Few patrons bothered to look away from their table games. Business continued as usual as the fracas wound down. Eventually, the guards handcuffed Travellin and escorted him to a holding cell. The Harrah’s video captured the raw injuries to his face.

"I feared for my life," Travellin said in a statement provided by Maggiano. “I'm really concerned about how violent they were.”

Initially, Travellin was worried about the repercussions that might follow the filing of a lawsuit.

“However, what happened to me can happen to anybody,” he said. “I’m filing because it’s my way of helping other innocent people before it’s too late.”

Travellin’s suit charges the Harrah’s and Caesar’s with assault, battery, negligence, false imprisonment, false arrest, and failure to provide a safe environment. It seeks unspecified punitive damages.

Photographs taken of Travellin two days after the incident show one of his eyes riven with burst blood vessels and his face badly bruised.

“They’re not rug burns,” Maggiano said.

Maggiano said the incident was emblematic of a “corporate culture that puts corporate profits over over patron safety, resulting in inept security guard hiring and training practices.”

Maggiano is also representing Andrea Binns, a 17-year-old woman who was visiting Harrah’s on Aug. 9, 2012 with her family when her father went to complain that their room keys wouldn’t open the door to their suite. Surveillance cameras were rolling when security jumped her father, John Binns, and later when guards pursued Andrea and her mother, Renee down a corridor and attacked the two women.

Late last month, two cabbies filed similar suits, though through a different attorney, Jude Nelson of Atlantic City.

Jean Smith, a soft-spoken taxi driver who also founded the Haitian Community Baptist Church in Egg Harbor, said he was waiting for a fare on Jan. 10, 2011 when Harrah’s guards attacked him under the casino’s porte cochere.

It began as a customer began to get into Smith’s cab. A Harrah’s valet accused Smith of cutting the line of taxis. (Smith disputes that accusation and said his cab can be seen in Harrah’s security videos waiting for more than an hour, adhering to the rules).

Smith said he tried to reason with the valet.

“I tried to say to him, ‘What happened? You call me and I come to pick up!’,” Smith said. “He didn’t give me an answer.”

Without warning, a guard pushed Smith up against his cab, he said. A swarm of more security guards arrived.

“They threw me to the ground and beat me up,” Smith said.

Casino surveillance cameras captured the entire incident.

“I was humiliated,” Smith said.

As Smith lay on the driveway being beaten by guards, another cab driver, Jean Eugene, pulled up and asked why his friend Smith was being hurt.

Eugene made the mistake of getting out of his cab. More guards arrived and wrestled Eugene to the ground, pummeling him in a similar manner.

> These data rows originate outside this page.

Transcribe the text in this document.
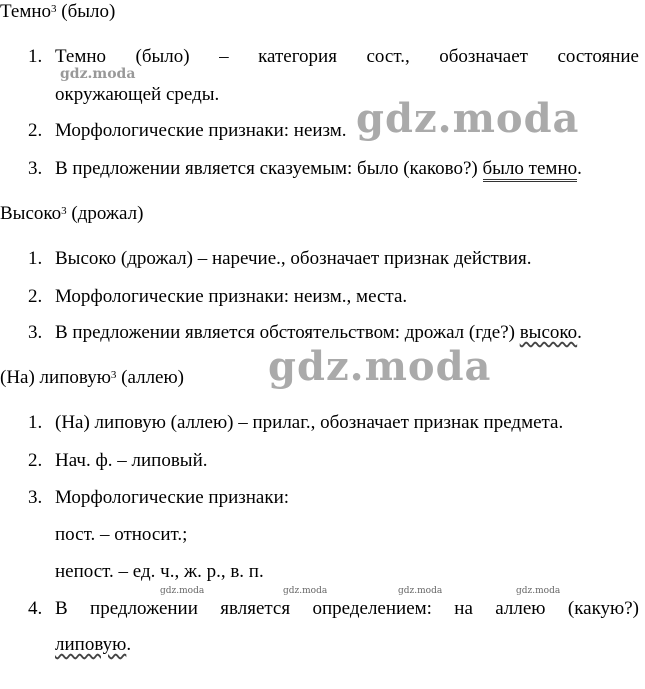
Темно$^3$ (было)
1. Темно (было) – категория сост., обозначает состояние
окружающей среды.
2. Морфологические признаки: неизм.
3. В предложении является сказуемым: было (каково?) было темно.
Высоко$^3$ (дрожал)
1. Высоко (дрожал) – наречие., обозначает признак действия.
2. Морфологические признаки: неизм., места.
3. В предложении является обстоятельством: дрожал (где?) высоко.
(На) липовую$^3$ (аллею)
1. (На) липовую (аллею) – прилаг., обозначает признак предмета.
2. Нач. ф. – липовый.
3. Морфологические признаки:
пост. – относит.;
непост. – ед. ч., ж. р., в. п.
4. В предложении является определением: на аллею (какую?)
липовую.
gdz.moda
gdz.moda
gdz.moda
gdz.moda	gdz.moda	gdz.moda	gdz.moda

“They didn’t say anything, they just attacked him, too,” Smith said.

The guards cuffed the two cabbies and led them to the holding area. There, they waited for police to arrive and escort them to the local hospital.

Due to his injuries to his back and shoulder, Smith said he was unable to drive for three months and temporarily lost his taxi.

Back behind the wheel, he dreads returning to Harrah’s. But sometimes, he has no choice.

“If I have a customer who wants to go there, I have to drop them off there,” Smith said. “Every time I get there I feel like something, I feel a lot scared. I remember what happened to me and I feel very very scared.”